Terrell then bizarrely pledged to free Shenery if he lost a game of dice — but then reneged on the offer after losing, according to the suit. Terrell then harassed Shenery about Hernandez, the suit charges.
In another case, Terrell was accused of promising a Bronx mom her son would be protected from arrest in exchange for sex. In yet another case, he was accused of beating up a teen, Anthony Floyd, in a failed effort to extract information about guns.
Since 2005, Terrell has also been sued at least seven times by plaintiffs represented by lawyers other than Scola.
The NYPD placed Terrell on modified duty in the fall after an off-duty domestic incident, according to sources. The Bronx DA's Public Integrity Bureau is also investing the allegations against Terrell and the 42nd Precinct.
Michael Palladino, the president of the Detectives’ Endowment Association, defended the work of his members in the 42nd Precinct, saying they have been unfairly cast as bad guys by the lawyers of gang members. He described the onslaught of lawsuits as a cheap tactic.
“Filing a lawsuit and seeking publicity on it is all part of a defense attorneys’ desperate strategy designed to persuade potential jurors and defuse the case against their client before it goes to trial,” Palladino said.
Indeed, questions linger about Scola and Gomez.
THE LEGAL TEAM
Scola’s client list has grown sizably as Gomez — his frequent collaborator — has identified more alleged victims of false arrests and police intimidation.
Scola told The News that Gomez doesn’t work for his law firm. He said he provides legal advice when the private eye has questions involving the kids he identifies.
“If there is an action to pursue, I then sign those clients up,” Scola said.
In a peculiar arrangement, Scola’s firm also represents Nardoni, the shooting victim in the current criminal case against Hernandez.
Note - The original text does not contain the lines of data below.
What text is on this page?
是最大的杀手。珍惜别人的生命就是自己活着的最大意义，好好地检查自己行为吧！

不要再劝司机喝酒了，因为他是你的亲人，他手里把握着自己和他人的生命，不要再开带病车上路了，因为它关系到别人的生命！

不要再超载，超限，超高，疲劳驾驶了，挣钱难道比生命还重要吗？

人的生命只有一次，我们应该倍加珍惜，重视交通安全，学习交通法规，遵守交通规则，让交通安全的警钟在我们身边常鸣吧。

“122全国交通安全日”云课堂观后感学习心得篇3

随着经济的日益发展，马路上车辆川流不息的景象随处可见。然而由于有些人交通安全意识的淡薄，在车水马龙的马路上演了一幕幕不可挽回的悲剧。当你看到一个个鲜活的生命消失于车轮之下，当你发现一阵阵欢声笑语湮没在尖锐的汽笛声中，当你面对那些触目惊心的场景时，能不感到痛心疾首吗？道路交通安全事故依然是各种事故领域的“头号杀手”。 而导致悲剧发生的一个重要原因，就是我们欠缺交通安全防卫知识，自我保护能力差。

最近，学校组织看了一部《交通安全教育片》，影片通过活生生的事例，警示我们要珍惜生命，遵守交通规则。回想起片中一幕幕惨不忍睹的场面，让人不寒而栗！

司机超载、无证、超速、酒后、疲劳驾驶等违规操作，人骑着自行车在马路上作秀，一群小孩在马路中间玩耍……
Nardoni retained Scola’s firm after giving Gomez a written affidavit and videotaped statement that he never saw his shooter.
The shooting victim says in his suit against the city that Terrell threatened to kick and punch him if he didn’t identify Hernandez as the gunman.
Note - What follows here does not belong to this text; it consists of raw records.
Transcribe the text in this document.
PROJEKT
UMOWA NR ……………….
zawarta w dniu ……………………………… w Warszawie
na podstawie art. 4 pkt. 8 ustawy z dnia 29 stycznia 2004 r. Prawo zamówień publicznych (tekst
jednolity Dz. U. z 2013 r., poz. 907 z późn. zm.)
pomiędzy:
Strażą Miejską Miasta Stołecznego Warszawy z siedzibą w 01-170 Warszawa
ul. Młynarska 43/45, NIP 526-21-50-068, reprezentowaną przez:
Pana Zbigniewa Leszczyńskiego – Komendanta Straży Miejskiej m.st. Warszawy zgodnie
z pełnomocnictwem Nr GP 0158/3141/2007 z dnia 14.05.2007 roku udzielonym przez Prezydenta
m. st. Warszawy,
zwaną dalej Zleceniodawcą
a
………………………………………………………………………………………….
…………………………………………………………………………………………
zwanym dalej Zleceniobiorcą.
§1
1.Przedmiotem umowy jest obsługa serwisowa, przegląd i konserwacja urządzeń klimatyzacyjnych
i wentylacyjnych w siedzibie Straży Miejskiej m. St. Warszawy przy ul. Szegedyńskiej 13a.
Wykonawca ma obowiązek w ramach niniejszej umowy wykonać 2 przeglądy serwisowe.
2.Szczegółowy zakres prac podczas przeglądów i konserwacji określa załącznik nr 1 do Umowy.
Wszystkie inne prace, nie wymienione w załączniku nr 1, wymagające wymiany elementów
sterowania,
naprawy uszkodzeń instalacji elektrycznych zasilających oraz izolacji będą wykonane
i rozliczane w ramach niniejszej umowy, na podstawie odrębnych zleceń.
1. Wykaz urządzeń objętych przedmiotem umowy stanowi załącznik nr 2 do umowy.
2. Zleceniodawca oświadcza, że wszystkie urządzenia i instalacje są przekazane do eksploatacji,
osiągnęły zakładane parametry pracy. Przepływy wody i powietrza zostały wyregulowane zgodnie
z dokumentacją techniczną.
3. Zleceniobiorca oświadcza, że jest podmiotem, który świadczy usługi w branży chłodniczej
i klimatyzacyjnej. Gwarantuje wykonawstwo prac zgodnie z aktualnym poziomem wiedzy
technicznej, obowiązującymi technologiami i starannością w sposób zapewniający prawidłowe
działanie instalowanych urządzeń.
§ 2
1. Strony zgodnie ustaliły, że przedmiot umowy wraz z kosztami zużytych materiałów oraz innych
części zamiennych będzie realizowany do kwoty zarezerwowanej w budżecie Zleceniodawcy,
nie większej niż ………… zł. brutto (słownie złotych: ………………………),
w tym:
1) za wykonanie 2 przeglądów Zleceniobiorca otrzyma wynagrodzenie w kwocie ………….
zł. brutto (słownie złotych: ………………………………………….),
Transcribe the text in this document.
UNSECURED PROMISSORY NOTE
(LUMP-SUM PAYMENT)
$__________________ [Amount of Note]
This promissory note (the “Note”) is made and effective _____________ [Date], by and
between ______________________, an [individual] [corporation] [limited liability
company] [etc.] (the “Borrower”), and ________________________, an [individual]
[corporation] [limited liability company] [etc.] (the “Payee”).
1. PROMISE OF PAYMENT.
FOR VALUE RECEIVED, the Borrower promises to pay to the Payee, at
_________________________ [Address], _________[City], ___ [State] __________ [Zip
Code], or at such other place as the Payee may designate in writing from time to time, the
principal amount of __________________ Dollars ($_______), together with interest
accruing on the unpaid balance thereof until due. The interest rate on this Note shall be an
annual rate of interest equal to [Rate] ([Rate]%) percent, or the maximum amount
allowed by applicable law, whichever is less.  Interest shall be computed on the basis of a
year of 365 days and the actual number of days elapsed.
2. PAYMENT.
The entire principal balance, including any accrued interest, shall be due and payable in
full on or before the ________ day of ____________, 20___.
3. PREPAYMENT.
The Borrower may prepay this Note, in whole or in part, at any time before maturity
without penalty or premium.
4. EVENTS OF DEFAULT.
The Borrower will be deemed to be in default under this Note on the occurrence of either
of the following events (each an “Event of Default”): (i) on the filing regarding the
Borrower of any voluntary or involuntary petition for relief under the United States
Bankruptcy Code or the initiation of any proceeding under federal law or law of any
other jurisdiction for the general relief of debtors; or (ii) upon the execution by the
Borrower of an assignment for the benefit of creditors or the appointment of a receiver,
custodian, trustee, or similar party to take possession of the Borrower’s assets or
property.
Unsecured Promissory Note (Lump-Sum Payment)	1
Scola’s unusual ties don’t end there.
The lawyer also reps the witness who identified Hernandez — meaning that Scola counts as civil clients the suspect, the victim and the key witness in the same crime.
In a notice of claim filed by Scola, Bronx teen William Stevens said Slott, the prosecutor, threatened to send detectives from the 42nd Precinct to arrest him if he didn’t identify Hernandez as the shooter in the Nardoni shooting.
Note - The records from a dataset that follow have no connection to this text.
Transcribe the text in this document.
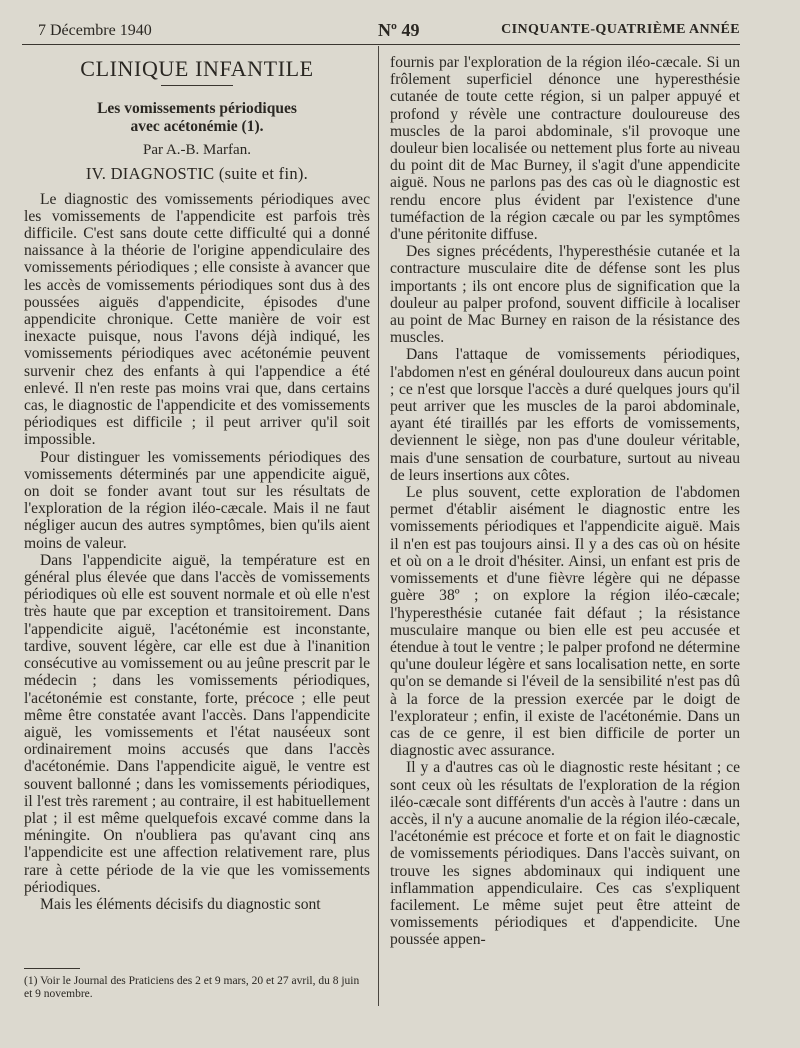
7 Décembre 1940	Nº 49	CINQUANTE-QUATRIÈME ANNÉE
CLINIQUE INFANTILE
Les vomissements périodiques
avec acétonémie (1).
Par A.-B. Marfan.
IV. DIAGNOSTIC (suite et fin).

Le diagnostic des vomissements périodiques avec les vomissements de l'appendicite est parfois très difficile. C'est sans doute cette difficulté qui a donné naissance à la théorie de l'origine appendiculaire des vomissements périodiques ; elle consiste à avancer que les accès de vomissements périodiques sont dus à des poussées aiguës d'appendicite, épisodes d'une appendicite chronique. Cette manière de voir est inexacte puisque, nous l'avons déjà indiqué, les vomissements périodiques avec acétonémie peuvent survenir chez des enfants à qui l'appendice a été enlevé. Il n'en reste pas moins vrai que, dans certains cas, le diagnostic de l'appendicite et des vomissements périodiques est difficile ; il peut arriver qu'il soit impossible.

Pour distinguer les vomissements périodiques des vomissements déterminés par une appendicite aiguë, on doit se fonder avant tout sur les résultats de l'exploration de la région iléo-cæcale. Mais il ne faut négliger aucun des autres symptômes, bien qu'ils aient moins de valeur.

Dans l'appendicite aiguë, la température est en général plus élevée que dans l'accès de vomissements périodiques où elle est souvent normale et où elle n'est très haute que par exception et transitoirement. Dans l'appendicite aiguë, l'acétonémie est inconstante, tardive, souvent légère, car elle est due à l'inanition consécutive au vomissement ou au jeûne prescrit par le médecin ; dans les vomissements périodiques, l'acétonémie est constante, forte, précoce ; elle peut même être constatée avant l'accès. Dans l'appendicite aiguë, les vomissements et l'état nauséeux sont ordinairement moins accusés que dans l'accès d'acétonémie. Dans l'appendicite aiguë, le ventre est souvent ballonné ; dans les vomissements périodiques, il l'est très rarement ; au contraire, il est habituellement plat ; il est même quelquefois excavé comme dans la méningite. On n'oubliera pas qu'avant cinq ans l'appendicite est une affection relativement rare, plus rare à cette période de la vie que les vomissements périodiques.

Mais les éléments décisifs du diagnostic sont

(1) Voir le Journal des Praticiens des 2 et 9 mars, 20 et 27 avril, du 8 juin et 9 novembre.

fournis par l'exploration de la région iléo-cæcale. Si un frôlement superficiel dénonce une hyperesthésie cutanée de toute cette région, si un palper appuyé et profond y révèle une contracture douloureuse des muscles de la paroi abdominale, s'il provoque une douleur bien localisée ou nettement plus forte au niveau du point dit de Mac Burney, il s'agit d'une appendicite aiguë. Nous ne parlons pas des cas où le diagnostic est rendu encore plus évident par l'existence d'une tuméfaction de la région cæcale ou par les symptômes d'une péritonite diffuse.

Des signes précédents, l'hyperesthésie cutanée et la contracture musculaire dite de défense sont les plus importants ; ils ont encore plus de signification que la douleur au palper profond, souvent difficile à localiser au point de Mac Burney en raison de la résistance des muscles.

Dans l'attaque de vomissements périodiques, l'abdomen n'est en général douloureux dans aucun point ; ce n'est que lorsque l'accès a duré quelques jours qu'il peut arriver que les muscles de la paroi abdominale, ayant été tiraillés par les efforts de vomissements, deviennent le siège, non pas d'une douleur véritable, mais d'une sensation de courbature, surtout au niveau de leurs insertions aux côtes.

Le plus souvent, cette exploration de l'abdomen permet d'établir aisément le diagnostic entre les vomissements périodiques et l'appendicite aiguë. Mais il n'en est pas toujours ainsi. Il y a des cas où on hésite et où on a le droit d'hésiter. Ainsi, un enfant est pris de vomissements et d'une fièvre légère qui ne dépasse guère 38º ; on explore la région iléo-cæcale; l'hyperesthésie cutanée fait défaut ; la résistance musculaire manque ou bien elle est peu accusée et étendue à tout le ventre ; le palper profond ne détermine qu'une douleur légère et sans localisation nette, en sorte qu'on se demande si l'éveil de la sensibilité n'est pas dû à la force de la pression exercée par le doigt de l'explorateur ; enfin, il existe de l'acétonémie. Dans un cas de ce genre, il est bien difficile de porter un diagnostic avec assurance.

Il y a d'autres cas où le diagnostic reste hésitant ; ce sont ceux où les résultats de l'exploration de la région iléo-cæcale sont différents d'un accès à l'autre : dans un accès, il n'y a aucune anomalie de la région iléo-cæcale, l'acétonémie est précoce et forte et on fait le diagnostic de vomissements périodiques. Dans l'accès suivant, on trouve les signes abdominaux qui indiquent une inflammation appendiculaire. Ces cas s'expliquent facilement. Le même sujet peut être atteint de vomissements périodiques et d'appendicite. Une poussée appen-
Stevens said he was left with no other choice than to falsely identify Hernandez as the triggerman.
Eugene O’Donnell, a former prosecutor and professor at John Jay College of Criminal Justice, said a civil attorney representing an accused criminal defendant, the crime victim and a witness in lawsuits isn’t necessarily wrong, but “it’s thin-ice territory.”
It becomes even trickier when private investigators are involved and there is a potential financial gain at play — like winning a legal settlement from the city, he said.
Scola insisted there is no conflict of interest in repping Hernandez and Nardoni.
“I could see a conflict of interest if I was a criminal lawyer,” Scola said.
“The civil cases, just because they all have similar stories against the same detective, doesn’t mean that they’re all lying. The facts are very similar for all of them.”
Scola and Gomez, the private investigator, have known each other since at least 2013, when the attorney repped Gomez in a lawsuit against the NYPD claiming wrongful termination over the incident with his then-girlfriend.
Scola and his law firm partner, Chukwuemeka Nwokoro, are currently representing Gomez in a lawsuit he brought this year against unions who he says defamed him on their social media pages. Gomez said he is paying the firm for its representation.
But Palladino said one should wonder why Gomez is the common denominator in all of these lawsuits.
“I am not impressed with Gomez and his tactics,” he said. “He has a checkered past with the NYPD and I think his motives and his credibility are very questionable.”